Entre estes, por volta dos anos 1950, não eram poucos os que acreditavam que o capitalismo estaria com seus dias contados ou, pelo menos, frente a uma situação que ameaçava profundamente os fundamentos do “modo de vida da civilização ocidental”, a “democracia”, a “religião” e os “bons costumes”.

Foi em nome de combater estas ameaças que, nas décadas seguintes ao final da Segunda Guerra, os governos dos Estados Unidos e de seus aliados lançaram mão de guerras imperialistas, de golpes militares e de expedientes ditatoriais de todo tipo, contando inclusive com a colaboração de nazistas e fascistas.

No plano ideológico, construiu-se então o que se convencionou chamar de “mentalidade da Guerra Fria”, expressa de diferentes formas, desde trabalhos acadêmicos de primeira linha até uma variada filmografia de qualidade questionável, formando uma subcultura de massa bastante influente.

Sendo este o histórico, parecia razoável supor que a desaparição dos “socialismos” do Leste Europeu e da própria URSS (1991) produziria, entre seus vários efeitos colaterais, a desaparição do anticomunismo. Mas não foi isso o que ocorreu.

A chamada mentalidade da Guerra Fria sobreviveu e metamorfoseou-se, assumindo diferentes formas desde 1991 até hoje. Uma destas formas pode ser vista na abordagem adotada por diferentes governos dos Estados Unidos contra a República Popular da China, especialmente na sequência da crise financeira de 2008. Outra daquelas formas é a ofensiva contra o denominado “marxismo cultural”.

Segundo os partidários desta ofensiva, a desaparição da União Soviética teria obrigado os comunistas a mudar de conduta. Do ponto de vista teórico, os comunistas teriam trocado Lênin por Gramsci; do ponto de vista político, teriam deixado de lado a estratégia abertamente revolucionária de luta pelo poder, adotando em seu lugar uma estratégia de conquista do poder “a partir de dentro”, através da hegemonização não apenas de instituições estatais, mas também da chamada sociedade civil, com destaque para a conquista de “corações e mentes” através da influência cultural (sendo essa uma das explicações para a denominação “marxismo cultural”).

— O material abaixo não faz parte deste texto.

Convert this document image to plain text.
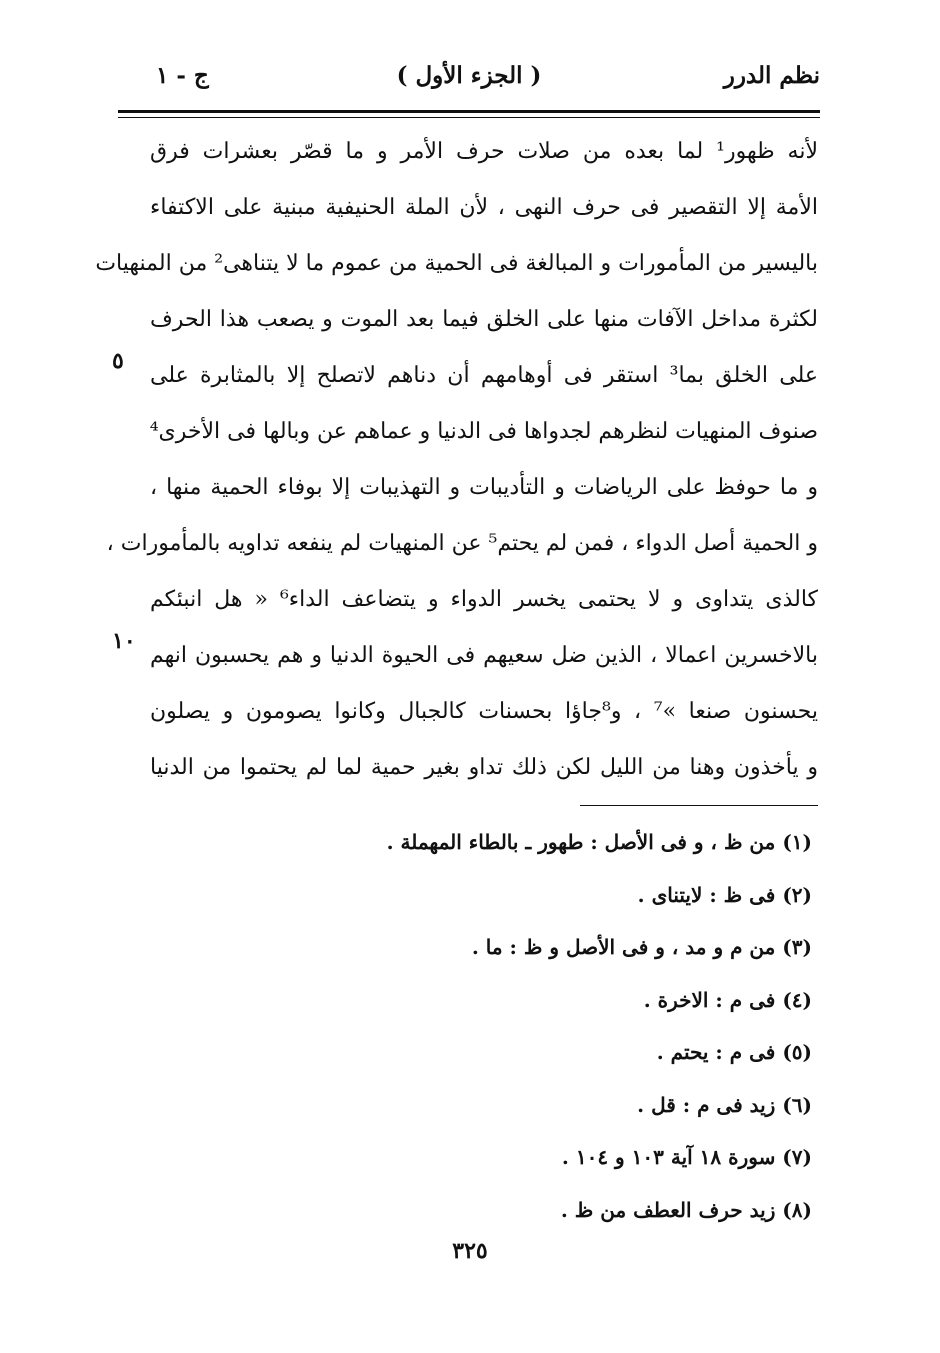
نظم الدرر
( الجزء الأول )
ج - ١
لأنه ظهور¹ لما بعده من صلات حرف الأمر و ما قصّر بعشرات فرق
الأمة إلا التقصير فى حرف النهى ، لأن الملة الحنيفية مبنية على الاكتفاء
باليسير من المأمورات و المبالغة فى الحمية من عموم ما لا يتناهى² من المنهيات
لكثرة مداخل الآفات منها على الخلق فيما بعد الموت و يصعب هذا الحرف
على الخلق بما³ استقر فى أوهامهم أن دناهم لاتصلح إلا بالمثابرة على
٥
صنوف المنهيات لنظرهم لجدواها فى الدنيا و عماهم عن وبالها فى الأخرى⁴
و ما حوفظ على الرياضات و التأديبات و التهذيبات إلا بوفاء الحمية منها ،
و الحمية أصل الدواء ، فمن لم يحتم⁵ عن المنهيات لم ينفعه تداويه بالمأمورات ،
كالذى يتداوى و لا يحتمى يخسر الدواء و يتضاعف الداء⁶ « هل انبئكم
بالاخسرين اعمالا ، الذين ضل سعيهم فى الحيوة الدنيا و هم يحسبون انهم
١٠
يحسنون صنعا »⁷ ، و⁸جاؤا بحسنات كالجبال وكانوا يصومون و يصلون
و يأخذون وهنا من الليل لكن ذلك تداو بغير حمية لما لم يحتموا من الدنيا
(١) من ظ ، و فى الأصل : طهور ـ بالطاء المهملة .
(٢) فى ظ : لايتناى .
(٣) من م و مد ، و فى الأصل و ظ : ما .
(٤) فى م : الاخرة .
(٥) فى م : يحتم .
(٦) زيد فى م : قل .
(٧) سورة ١٨ آية ١٠٣ و ١٠٤ .
(٨) زيد حرف العطف من ظ .
٣٢٥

Efetivamente, depois da desaparição da URSS muitos comunistas abandonaram o objetivo de construir uma sociedade baseada na propriedade coletiva dos meios de produção, repudiaram a revolução como método legítimo e indispensável de transformação histórica e passaram a exaltar conceitos como a “guerra de posições” e a já citada “disputa de hegemonia”.

Neste sentido, os que falam de “marxismo cultural” estão referindo-se a aspectos aparentes de um fenômeno real. Mas, como sabemos, se a essência fosse igual a aparência, não haveria ciência. Para começar, nada disto é novo: muito antes da URSS desaparecer, comunistas, socialistas, socialdemocratas e pessoas de esquerda de variadas orientações e procedências já defendiam posições que são hoje catalogadas como “marxismo cultural”. A rigor, portanto, não constitui novidade que existam marxistas que enfatizem a dimensão “político-cultural” da luta pelo socialismo.

Neste sentido, os que atualmente falam de “marxismo cultural” estão “arrombando porta aberta”, apresentando como novidade e acreditando sinceramente ser novidade algo que simplesmente não é novidade. Para compreender por quais motivos isso acontece, não apenas como um fenômeno característico deste ou daquele autor, mas como um traço de toda uma tradição intelectual, é preciso levar em conta as características do capitalismo contemporâneo e o tipo de “ideologia” e de “ideólogos” que ele fomenta.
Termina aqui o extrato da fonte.